Исмаил надел пальто и вышел на улицу, зашагав под россыпью звезд. Ноги сами повели его к зарослям кедров; очутившись под шатром веток, он вдохнул прежний, знакомый из детства аромат и свежесть недавно выпавшего снега. Здесь, под деревьями, он был чистым и нетронутым. Снег лежал на ветках кедров, а выше виднелось декабрьское, без единого облачка небо с ледяными точками звезд. Исмаил шагал привычной дорогой туда, где тропинка выходила на пляж, где летом цвела стена жимолости, сплетаясь с морошкой и диким шиповником; потом срезал путь по лощине с укрытыми снегом папоротниками и оказался перед тем самым дуплистым кедром.
Исмаил залез ненадолго внутрь, поплотнее запахнув пальто. Он прислушался к окружающему миру, приглушенному снегом; не было слышно ни единого звука. Вокруг стояла звенящая тишина, и он вдруг понял, что это больше не его место, он больше не помещается в дупле. Дерево должны найти другие, гораздо моложе его, и сделать его местом своих тайных свиданий. Так же, как когда-то они с Хацуэ. Может, от них оно отведет беду, спасет от того, что он, Исмаил, теперь видел совершенно отчетливо: в мире безмолвно, холодно и пусто, и в этом его невероятная красота.
Он вылез из дупла, зашагал по лесу и вышел на клубничные поля семьи Имада. Идти между рядов было легко, он шел, а снег искрился в отсветах луны. Наконец он взошел на крыльцо, зашел в гостиную, где ни разу не был, и сел с Хацуэ, ее матерью и отцом. Хацуэ сидела рядом, совсем рядом, в ночной рубашке и накинутом поверх старом халате отца, ее волосы струились волнами по спине и доходили до поясницы. Он сунул руку в карман и достал листки с маяка. А потом прочитал им скоропись и объяснил, почему пришел в половине одиннадцатого, зачем хочет поговорить с Хацуэ, когда прошло столько лет.
Глава 32
Позвонить судье Филдингу не было никакой возможности – телефоны молчали по всему Южному пляжу. Поэтому они вчетвером, сидя с чашками зеленого чаю в руках, тихо разговаривали под треск и гудение пузатой печки в углу. Говорили о процессе над Кабуо, единственной существующей для них теме вот уже столько дней. Было поздно, в комнате разливалось тепло, а за окном все замерзло, омытое лунным светом. Исмаил, раньше писавший о судебных процессах в Сиэтле, утешил Хацуэ и ее родителей, заверив их, что с такими записями судья Филдинг объявит пересмотр дела.
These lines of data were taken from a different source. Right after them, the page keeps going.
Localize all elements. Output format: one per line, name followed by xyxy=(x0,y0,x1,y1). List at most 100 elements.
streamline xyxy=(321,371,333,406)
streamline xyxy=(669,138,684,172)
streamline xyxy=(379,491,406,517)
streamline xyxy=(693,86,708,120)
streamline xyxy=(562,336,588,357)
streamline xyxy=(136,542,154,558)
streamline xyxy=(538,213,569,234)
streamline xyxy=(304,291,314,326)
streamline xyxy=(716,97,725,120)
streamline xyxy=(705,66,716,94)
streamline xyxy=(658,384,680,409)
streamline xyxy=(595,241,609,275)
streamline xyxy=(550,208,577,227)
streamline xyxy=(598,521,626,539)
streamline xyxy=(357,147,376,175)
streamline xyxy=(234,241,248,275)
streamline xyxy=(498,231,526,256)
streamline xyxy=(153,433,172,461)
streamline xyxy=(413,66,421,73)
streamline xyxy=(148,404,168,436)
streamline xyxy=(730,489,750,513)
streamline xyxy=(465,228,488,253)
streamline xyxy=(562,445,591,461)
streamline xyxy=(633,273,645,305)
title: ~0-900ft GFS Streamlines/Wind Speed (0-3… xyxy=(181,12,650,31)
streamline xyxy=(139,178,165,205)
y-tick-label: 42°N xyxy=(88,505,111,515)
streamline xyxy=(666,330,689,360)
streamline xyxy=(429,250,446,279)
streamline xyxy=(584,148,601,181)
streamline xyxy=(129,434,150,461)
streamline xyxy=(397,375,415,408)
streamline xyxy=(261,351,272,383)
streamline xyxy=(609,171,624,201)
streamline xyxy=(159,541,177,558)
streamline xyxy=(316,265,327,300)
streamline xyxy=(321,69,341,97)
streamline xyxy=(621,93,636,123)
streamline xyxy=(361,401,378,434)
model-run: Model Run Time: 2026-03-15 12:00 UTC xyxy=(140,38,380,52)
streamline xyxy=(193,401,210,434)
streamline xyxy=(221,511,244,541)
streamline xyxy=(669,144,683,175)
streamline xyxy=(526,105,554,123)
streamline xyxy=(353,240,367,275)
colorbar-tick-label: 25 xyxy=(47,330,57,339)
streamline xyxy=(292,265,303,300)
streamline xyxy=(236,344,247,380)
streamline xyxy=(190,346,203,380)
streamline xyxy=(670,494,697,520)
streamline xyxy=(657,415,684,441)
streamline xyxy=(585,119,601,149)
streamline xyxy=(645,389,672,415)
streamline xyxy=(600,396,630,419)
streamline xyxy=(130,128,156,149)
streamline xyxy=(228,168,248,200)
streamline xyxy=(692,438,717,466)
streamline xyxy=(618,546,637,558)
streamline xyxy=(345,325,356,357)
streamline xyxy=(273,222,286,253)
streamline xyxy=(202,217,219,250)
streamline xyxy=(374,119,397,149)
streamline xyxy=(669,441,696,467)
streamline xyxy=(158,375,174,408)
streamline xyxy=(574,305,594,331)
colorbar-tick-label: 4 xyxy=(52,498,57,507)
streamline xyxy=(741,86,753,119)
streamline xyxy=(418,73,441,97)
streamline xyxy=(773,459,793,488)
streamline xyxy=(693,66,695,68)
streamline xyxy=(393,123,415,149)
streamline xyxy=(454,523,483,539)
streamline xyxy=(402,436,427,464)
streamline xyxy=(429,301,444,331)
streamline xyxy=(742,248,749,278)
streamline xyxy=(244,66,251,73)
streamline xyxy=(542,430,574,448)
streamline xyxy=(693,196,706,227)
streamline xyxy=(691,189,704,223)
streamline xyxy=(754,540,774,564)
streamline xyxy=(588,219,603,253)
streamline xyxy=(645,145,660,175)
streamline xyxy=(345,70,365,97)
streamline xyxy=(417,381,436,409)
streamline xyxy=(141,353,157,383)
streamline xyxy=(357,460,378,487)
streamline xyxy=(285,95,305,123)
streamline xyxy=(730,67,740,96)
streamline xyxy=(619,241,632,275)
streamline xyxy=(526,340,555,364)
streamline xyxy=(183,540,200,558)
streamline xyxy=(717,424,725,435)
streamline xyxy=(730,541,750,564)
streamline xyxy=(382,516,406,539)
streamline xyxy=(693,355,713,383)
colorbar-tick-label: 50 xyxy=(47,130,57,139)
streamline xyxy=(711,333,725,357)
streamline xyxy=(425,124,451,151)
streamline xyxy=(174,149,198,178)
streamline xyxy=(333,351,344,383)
Хацуэ вспомнила, что шериф, давая показания, упомянул опрокинутую кружку на полу рубки. Это значит, сказала Хацуэ, что шхуну Карла Хайнэ качнуло волной от грузового корабля. А раз Карл так и не поднял кружку, то эта же волна сбросила и его самого. Значит, суд над Кабуо должен быть прекращен.
Мать заметила дочери, что сам по себе разлитый кофе еще ничего не доказывает. Отец согласился с ней, прибавив, что кроме разлитого кофе должно быть что-то еще. Кабуо предъявлено слишком серьезное обвинение; чтобы избежать тюрьмы, понадобится нечто гораздо более существенное, чем опрокинутая кружка.
Фудзико осторожно подлила Исмаилу чай и спросила, как поживает его мать. Фудзико сказала, что всегда была высокого мнения о всей их семье. И похвалила газету Исмаила. Сходив за тарелкой с печеньем, она предложила ему взять хотя бы одно. Потом захныкал ребенок Хацуэ – до них отчетливо донесся его плач, – и Фудзико ушла.
В полночь Исмаил засобирался; он пожал руку Хисао, сказал спасибо за чай и попросил поблагодарить ушедшую Фудзико. Хацуэ проводила его до крыльца; она стояла в сапогах, в старом отцовском халате, засунув руки глубоко в карманы. Изо рта ее вырывались клубы пара, заслоняя лицо.